In January of 2012 Barack Obama exercised his recess appointment power in order to appoint three members to the National Labor Relations Board, or NLRB. Article II of the Constitution states that the president “shall have the Power to fill up all Vacancies that may happen during the Recess of the Senate.” The only problem—the Senate wasn’t in recess.
Or was it?
For months the Senate refused to act on President Obama’s appointments to the NLRB. The board was created as a part of the New Deal to mediate labor disputes, and has often drawn criticism from conservatives for being too labor-friendly. Before the three appointments by President Obama, the board lacked the quorum needed to conduct business, effectively shutting it down.
In order to prevent him from exercising his recess appointment power to fill these seats and revitalize the NLRB, the Senate conducted pro forma sessions during the periods when the Senate wasn’t conducting normal business- a lone senator would go to the Senate floor, gavel in, gavel out, then leave. The whole process could take less than a minute, but it kept the Senate technically in session. After months of this, President Obama made the recess appointments of the three members to the NLRB, claiming these sessions were effectively a recess.
Several months later, the Noel Canning Corporation found itself in a labor dispute to be adjudicated by the NLRB. Finding itself on the losing end of the decision, the company sued the NLRB. It claimed that the members were ineligible to make the decision because the appointments made “in recess” were unconstitutional. The United States Court of Appeals for the District of Columbia agreed, handing down a ruling invalidating those appointments and providing a strict standard for when a recess appointment is constitutionally permissible.
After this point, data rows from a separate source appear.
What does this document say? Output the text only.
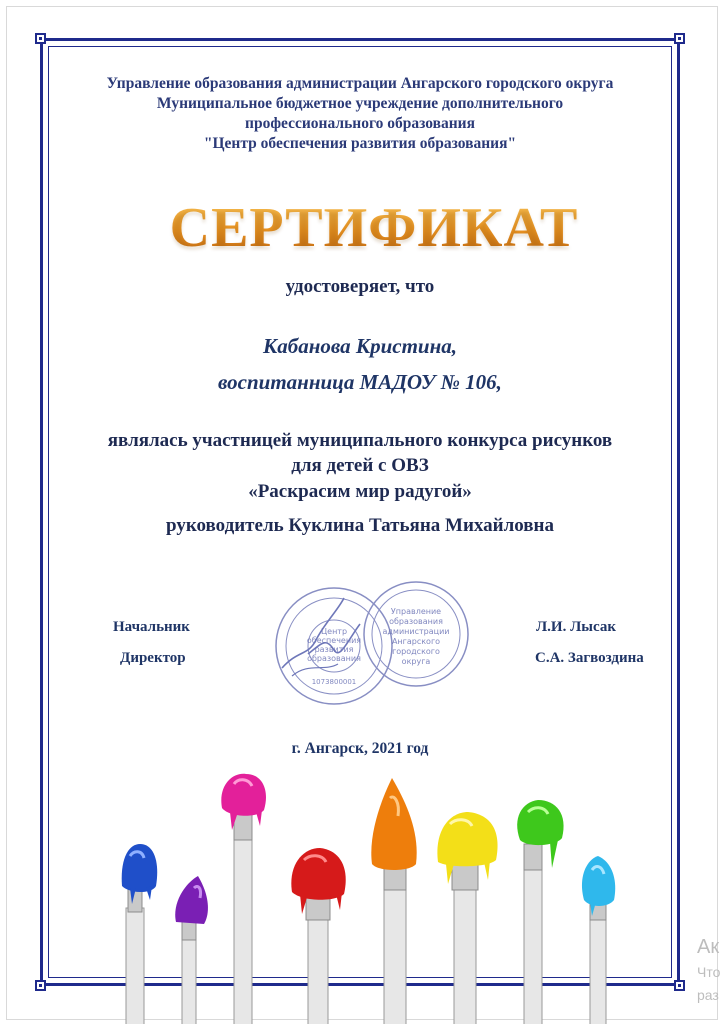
Управление образования администрации Ангарского городского округа
Муниципальное бюджетное учреждение дополнительного
профессионального образования
"Центр обеспечения развития образования"
СЕРТИФИКАТ
удостоверяет, что
Кабанова Кристина,
воспитанница МАДОУ № 106,
являлась участницей муниципального конкурса рисунков
для детей с ОВЗ
«Раскрасим мир радугой»
руководитель Куклина Татьяна Михайловна
Начальник	Л.И. Лысак
Директор	С.А. Загвоздина
Центр
обеспечения
развития
образования
1073800001
Управление
образования
администрации
Ангарского
городского
округа
г. Ангарск, 2021 год
Ак
Что
раз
The ruling was sweeping: It went far beyond the issue of simply whether the president can decide what constitutes a recess. It ruled that a vacancy can only be filled in recess appointment before a new congress arrives at the capitol or during a formal break at the end of the session, not during any mid-session break. Additionally, and with greater potential consequences, it ruled that only vacancies that arise during these formal recesses can be filled. If this ruling is fully upheld, it will dramatically reduce the scope of the president’s power to make recess appointments and potentially call into question thousands of such appointments made over the course of centuries.
At oral argument on January 13, the Supreme Court seemed skeptical that President Obama had acted within constitutional limitations. Chief Justice John Roberts claimed that the Senate has “an absolute right to refuse” to confirm executive appointees, regardless whether the executive views this as “intransigence.” Justice Elena Kagan, an Obama appointee, suggested that it is “the Senate’s role to determine when they’re in recess” and challenged Solicitor General Donald Verrilli, the lawyer representing the government, to explain why this article “is not a historical relic.”
Kagan’s critique provides an interesting look at the article’s historical function. The origin of the recess appointment power was to allow the President to ensure the continued function of the federal government when the Senate was in recess. Travel and communication technology made it impossible for the Senate to convene in a timely manner should the need arise. With modern technology, however, today’s Senators are able to convene at the proverbial drop of a hat. It is not surprising that several justices openly questioned the modern relevancy of the clause itself.
In defense of President Obama’s actions, Solicitor General Verrilli claimed that the pro-forma sessions of congress effectively constitute a recess since, under a formal order, no business is conducted. In response to this, Chief Justice Roberts suggested that since this could be worked around by simply changing the order to something along the lines of “it is not anticipated that any business will be conducted”, the argument that the language of the specific Senate order made the appointments permissible was specious.
Court watchers predict that the Supreme Court will not decide the case in as sweeping a fashion as the lower court, but there is little doubt they will rule that this was an overreach of executive power. It is most likely the court will rule in favor of Noel Canning on the grounds that the Senate, not the president, has the power to decide when the body is in recess. The Supreme Court will likely hand down the decision for the case in June.
With the recent change to the filibuster rules in regard to presidential appointees, this case, should the ruling go against the federal government, will have fewer immediate consequences for President Obama getting his appointees through the Senate. However, for the next president facing a Senate controlled by the opposition party, this ruling could effectively eliminate one option for getting around potential obstruction. If the Republicans win back the upper house in 2014, eliminating the power of Democrats to unilaterally approve President Obama’s appointees, the repercussions of the ruling may be felt in the near future.